For Norris himself, the trophy he picked up in Tashkent is proof that his journey – from karting star to F1 rookie to world champion – is real and complete. For McLaren, it is official confirmation that their long rebuild since their last title years ago has finally paid off.
For the sport, this title may mark a turning point. A new champion often signals a new phase in F1. If Norris and McLaren can keep this level, the Verstappen era might now be sharing the stage with something new: an age where several teams and drivers can trade blows over a whole season.
And for young fans watching, the story is simple and powerful.
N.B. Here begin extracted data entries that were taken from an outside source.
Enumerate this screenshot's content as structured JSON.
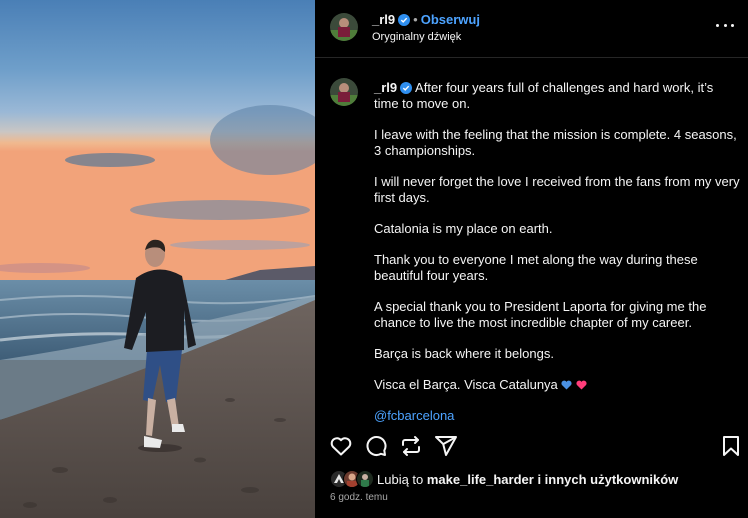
{
  "post": {
    "username": "_rl9",
    "separator": "•",
    "follow_label": "Obserwuj",
    "audio_label": "Oryginalny dźwięk"
  },
  "caption": {
    "username": "_rl9",
    "first_line": "After four years full of challenges and hard work, it’s time to move on.",
    "paragraphs": [
      "I leave with the feeling that the mission is complete. 4 seasons, 3 championships.",
      "I will never forget the love I received from the fans from my very first days.",
      "Catalonia is my place on earth.",
      "Thank you to everyone I met along the way during these beautiful four years.",
      "A special thank you to President Laporta for giving me the chance to live the most incredible chapter of my career.",
      "Barça is back where it belongs.",
      "Visca el Barça. Visca Catalunya"
    ],
    "hashtag_link": "@fcbarcelona"
  },
  "likes": {
    "prefix": "Lubią to ",
    "user": "make_life_harder",
    "suffix": " i innych użytkowników"
  },
  "timestamp": "6 godz. temu",
  "icons": {
    "verified": "verified-badge-icon",
    "more": "more-options-icon",
    "like": "heart-outline-icon",
    "comment": "comment-bubble-icon",
    "repost": "repost-icon",
    "share": "send-icon",
    "save": "bookmark-icon",
    "emoji_blue": "blue-heart-emoji",
    "emoji_pink": "pink-heart-emoji"
  },
  "colors": {
    "background": "#000000",
    "text": "#f5f5f5",
    "link": "#4da3ff",
    "verified": "#2f8ff0",
    "muted": "#a8a8a8",
    "blue_heart": "#4a90e2",
    "pink_heart": "#ff3d7a"
  }
}
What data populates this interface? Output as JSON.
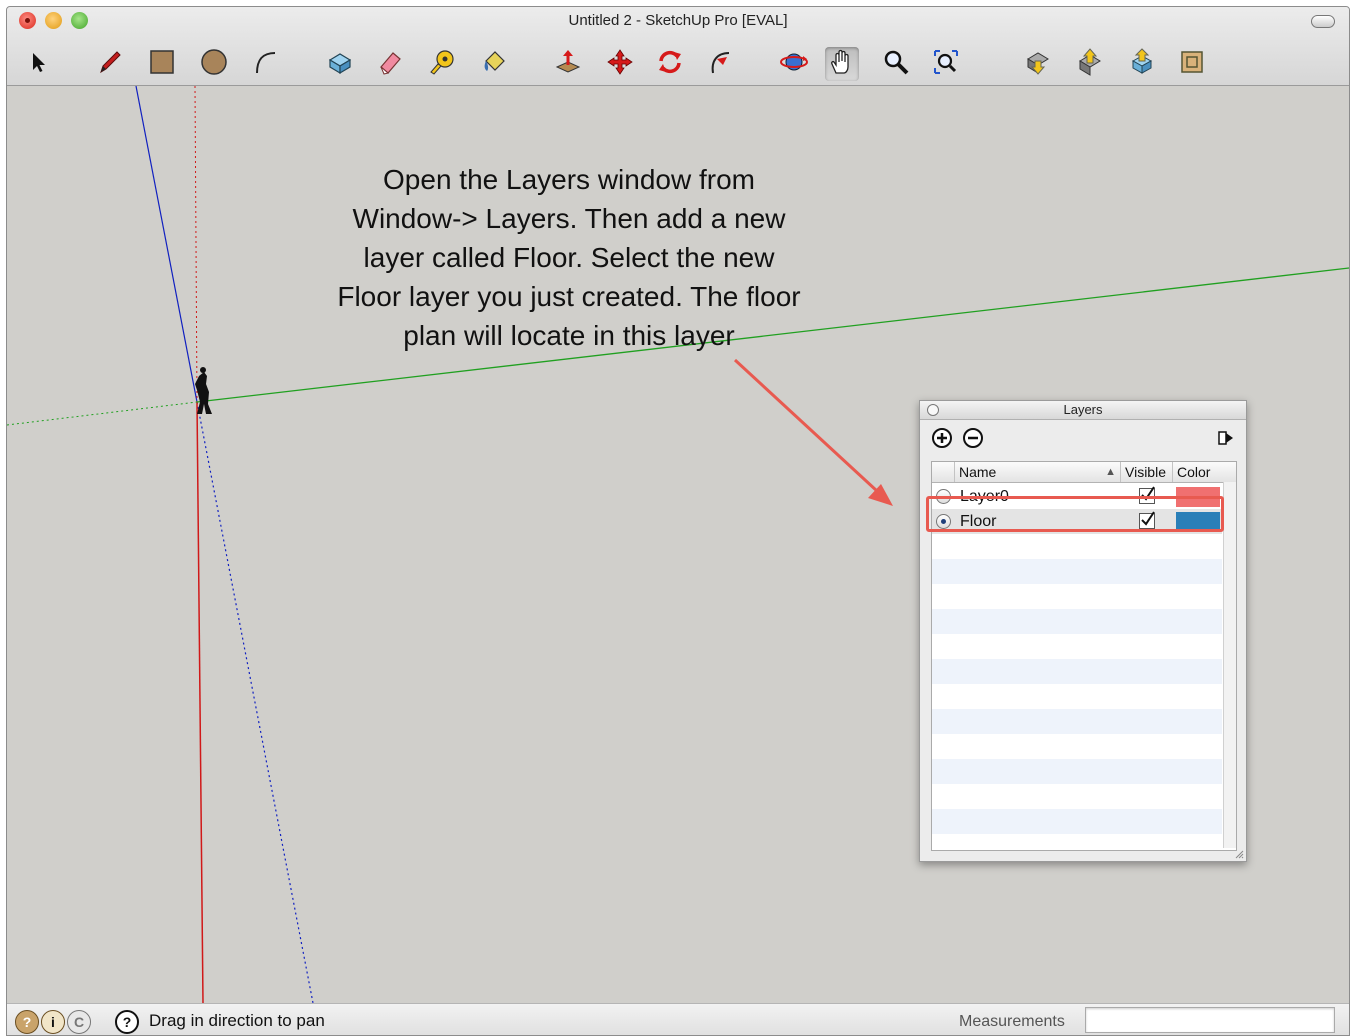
{
  "window": {
    "title": "Untitled 2 - SketchUp Pro [EVAL]"
  },
  "toolbar": {
    "tools": [
      {
        "id": "select",
        "icon": "arrow-cursor-icon"
      },
      {
        "id": "line",
        "icon": "pencil-icon"
      },
      {
        "id": "rectangle",
        "icon": "rectangle-icon"
      },
      {
        "id": "circle",
        "icon": "circle-icon"
      },
      {
        "id": "arc",
        "icon": "arc-icon"
      },
      {
        "id": "make-component",
        "icon": "component-icon"
      },
      {
        "id": "eraser",
        "icon": "eraser-icon"
      },
      {
        "id": "tape-measure",
        "icon": "tape-measure-icon"
      },
      {
        "id": "paint-bucket",
        "icon": "paint-bucket-icon"
      },
      {
        "id": "push-pull",
        "icon": "push-pull-icon"
      },
      {
        "id": "move",
        "icon": "move-icon"
      },
      {
        "id": "rotate",
        "icon": "rotate-icon"
      },
      {
        "id": "follow-me",
        "icon": "follow-me-icon"
      },
      {
        "id": "orbit",
        "icon": "orbit-icon"
      },
      {
        "id": "pan",
        "icon": "hand-icon",
        "active": true
      },
      {
        "id": "zoom",
        "icon": "magnifier-icon"
      },
      {
        "id": "zoom-extents",
        "icon": "zoom-extents-icon"
      },
      {
        "id": "get-models",
        "icon": "get-models-icon"
      },
      {
        "id": "share-model",
        "icon": "share-model-icon"
      },
      {
        "id": "share-component",
        "icon": "share-component-icon"
      },
      {
        "id": "extension-warehouse",
        "icon": "extension-warehouse-icon"
      }
    ]
  },
  "annotation": {
    "lines": [
      "Open the Layers window from",
      "Window-> Layers. Then add a new",
      "layer called Floor. Select the new",
      "Floor layer you just created. The floor",
      "plan will locate in this layer"
    ],
    "arrow_color": "#e85a50"
  },
  "layers_panel": {
    "title": "Layers",
    "columns": {
      "name": "Name",
      "visible": "Visible",
      "color": "Color"
    },
    "sort_indicator": "▲",
    "rows": [
      {
        "name": "Layer0",
        "visible": true,
        "active": false,
        "color": "#f07070"
      },
      {
        "name": "Floor",
        "visible": true,
        "active": true,
        "color": "#2a7fb8"
      }
    ]
  },
  "statusbar": {
    "message": "Drag in direction to pan",
    "measurements_label": "Measurements",
    "measurements_value": ""
  },
  "colors": {
    "viewport_bg": "#d0cfcb",
    "axis_red": "#d01818",
    "axis_green": "#20a020",
    "axis_blue": "#1020c0",
    "highlight": "#e85a50"
  }
}
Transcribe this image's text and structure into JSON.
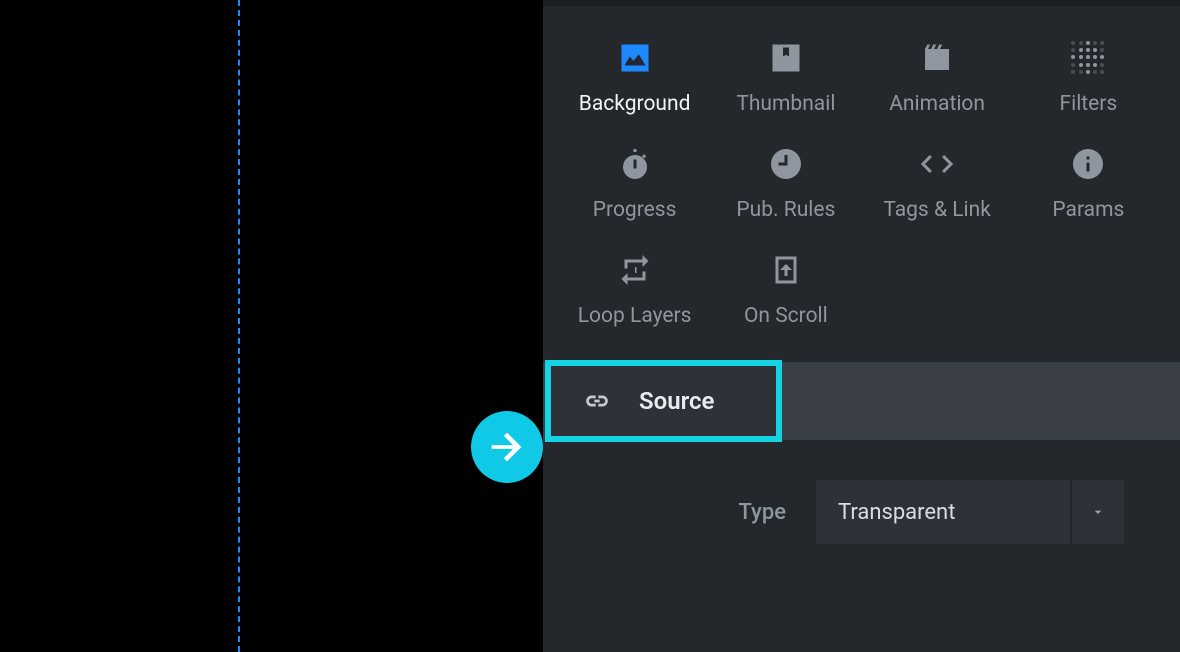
{
  "tabs": {
    "row1": [
      {
        "key": "background",
        "label": "Background",
        "active": true
      },
      {
        "key": "thumbnail",
        "label": "Thumbnail",
        "active": false
      },
      {
        "key": "animation",
        "label": "Animation",
        "active": false
      },
      {
        "key": "filters",
        "label": "Filters",
        "active": false
      }
    ],
    "row2": [
      {
        "key": "progress",
        "label": "Progress",
        "active": false
      },
      {
        "key": "pubrules",
        "label": "Pub. Rules",
        "active": false
      },
      {
        "key": "tagslink",
        "label": "Tags & Link",
        "active": false
      },
      {
        "key": "params",
        "label": "Params",
        "active": false
      }
    ],
    "row3": [
      {
        "key": "looplayers",
        "label": "Loop Layers",
        "active": false
      },
      {
        "key": "onscroll",
        "label": "On Scroll",
        "active": false
      }
    ]
  },
  "section": {
    "title": "Source"
  },
  "type_field": {
    "label": "Type",
    "value": "Transparent"
  }
}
A driver known for his humour, his streaming and his open personality has proven he is also cold and calm enough to close out a world title in a high-pressure three-way fight.
From Yas Marina to Tashkent: a season sealed in silver
The image that will last from this winter is not from a race track but from the stage in Uzbekistan: Lando Norris, in formal wear instead of fireproof overalls, lifting the 2025 World Drivers’ Championship trophy for the cameras and for the record books.
The work was done in Abu Dhabi, where a third-place finish under the lights turned into a two-point edge over Max Verstappen. But only at the FIA prize-giving gala did the sport’s own traditions catch up with the standings and make it official.
Lando Norris is the 2025 Formula 1 World Champion. The trophy is finally his. The bigger question now is simple: how many more times will he walk onto that stage?